1724 L'évêque de Québec, Mgr de Saint-Vallier, ordonne la construction d'un édifice attenant à l'Hôpital Général de Québec pour y interner des «gens dérangés dans leur esprit» ; c'était la «maison de force» qui n'avait aucune fenêtre et comptait 12 loges.
1802 Agrandissement de la «maison de force» de l'Hôpital général de Québec.
1810 Une commission chargée d'assurer la garde des alliénés demande la construction d'un asile pour les héberger.
1824 Un comité gouvernemental recommande la construction d'un asile pour héberger les aliénés.
1845 Le gouverneur Charles Theophilus Metcalfe confie au chirurgien, James Douglas, directeur de l'Hôpital de la Marine de Québec, le soin des aliénés de Québec ; assisté des médecins Joseph Morrin et Charles Frémont, il loue le manoir construit pour Robert Giffard en 1642 près de la rivière Saint-Charles dans la seigneurie de Beauport (58) ; le manoir appartenait alors à Louis Gugy. Les alliénés de l'Hôpital général de Québec et ceux détenus à la prison de Montréal sont transférés au manoir Giffard ; le gouvernement versait un certain montant par tête à l'administration de l'asile.
1849 Douglas et ses associés achètent le domaine du juge Pierre-Amable De Bonne sur le chemin de la Canardière.
1864 James Douglas cède une partie de ses intérêts dans l'asile au médecin Jean-Étienne Landry.

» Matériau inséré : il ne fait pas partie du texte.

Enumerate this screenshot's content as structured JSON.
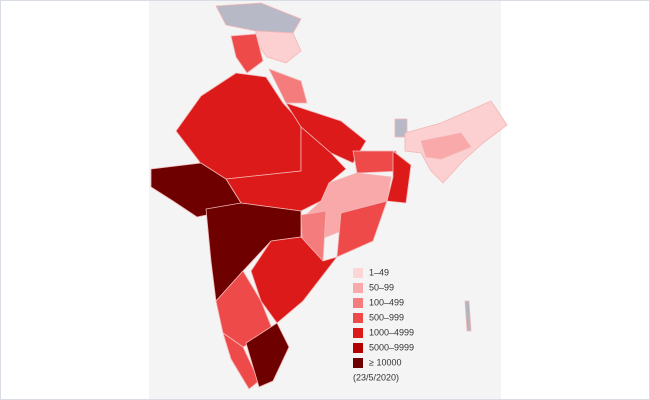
{
  "legend": {
    "items": [
      {
        "label": "1–49",
        "color": "#fcd6d6"
      },
      {
        "label": "50–99",
        "color": "#f9a9a9"
      },
      {
        "label": "100–499",
        "color": "#f47c7c"
      },
      {
        "label": "500–999",
        "color": "#ee4a4a"
      },
      {
        "label": "1000–4999",
        "color": "#dd1a1a"
      },
      {
        "label": "5000–9999",
        "color": "#b30000"
      },
      {
        "label": "≥ 10000",
        "color": "#6e0000"
      }
    ],
    "date": "(23/5/2020)"
  }
}
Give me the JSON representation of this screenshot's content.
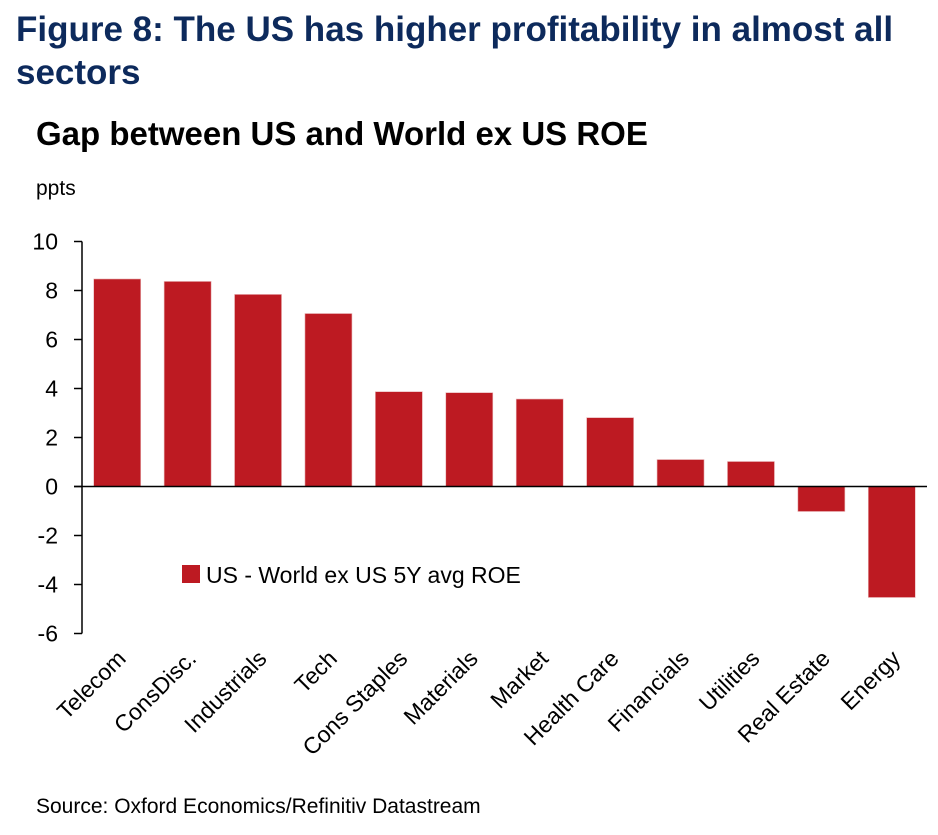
{
  "figure": {
    "title": "Figure 8: The US has higher profitability in almost all sectors",
    "source": "Source: Oxford Economics/Refinitiv Datastream",
    "colors": {
      "title": "#0d2a5c",
      "bar": "#bd1a22"
    }
  },
  "chart_data": {
    "type": "bar",
    "title": "Gap between US and World ex US ROE",
    "ylabel": "ppts",
    "xlabel": "",
    "categories": [
      "Telecom",
      "ConsDisc.",
      "Industrials",
      "Tech",
      "Cons Staples",
      "Materials",
      "Market",
      "Health Care",
      "Financials",
      "Utilities",
      "Real Estate",
      "Energy"
    ],
    "series": [
      {
        "name": "US - World ex US 5Y avg ROE",
        "color": "#bd1a22",
        "values": [
          8.47,
          8.37,
          7.84,
          7.06,
          3.87,
          3.83,
          3.57,
          2.81,
          1.1,
          1.02,
          -1.02,
          -4.53
        ]
      }
    ],
    "ylim": [
      -6,
      10
    ],
    "yticks": [
      10,
      8,
      6,
      4,
      2,
      0,
      -2,
      -4,
      -6
    ],
    "grid": false,
    "legend": {
      "position": "lower-left inside plot",
      "entries": [
        "US - World ex US 5Y avg ROE"
      ]
    }
  }
}
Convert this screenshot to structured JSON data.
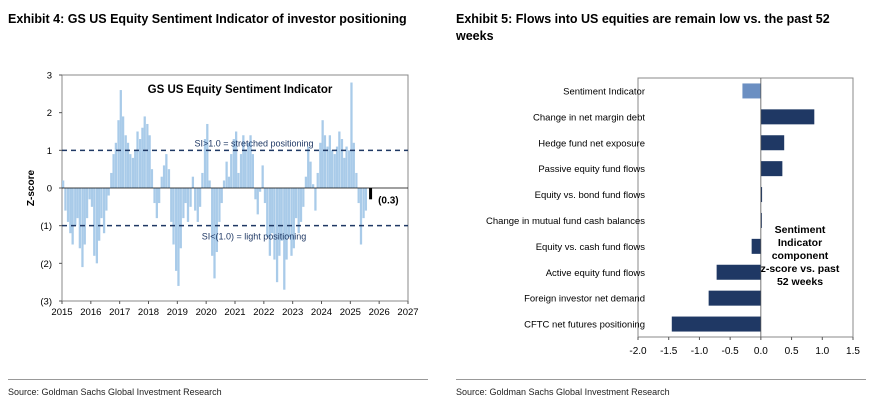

Début de la construction de l'Asile de Beauport selon des plans de l'architecte Joseph-Pierre-Michel Lecourt.
1865 Joseph-Édouard Cauchon est élu maire de Québec ; il est propriétaire du Journal de Québec.
1866 Douglas cède une autre partie de ses intérêts dans l'Asile de Beauport au médecin François-Elzéar Roy.
1871 Joseph-Édouard Cauchon est accusé d'être le véritable propriétaire de l'asile de Beauport, les docteurs Roy et Landry n'étant que ses prête-noms ; on invoque que comme propriétaire réel, Cauchon est en conflit d'intérêt puisqu'il reçoit des subsides du gouvernement alors qu'il est député.
1872 À la suite d'une enquête du comité parlementaire sur les privilèges et élections, Cauchon fut exonéré, mais Henri-Gustave Joly de Lotbinière continua de demander la démission de Cauchon de l'Assemblée législative.
(Décembre) Cauchon démissionne de son poste de député de Montmorency.
1873 Cauchon remporte l'élection et redevient député de Montmorency.
1893 Le Gouvernement cède l'Asile de Beauport aux Soeurs de la charité de Québec qui lui donnent le nom de Saint-Michel-Archange.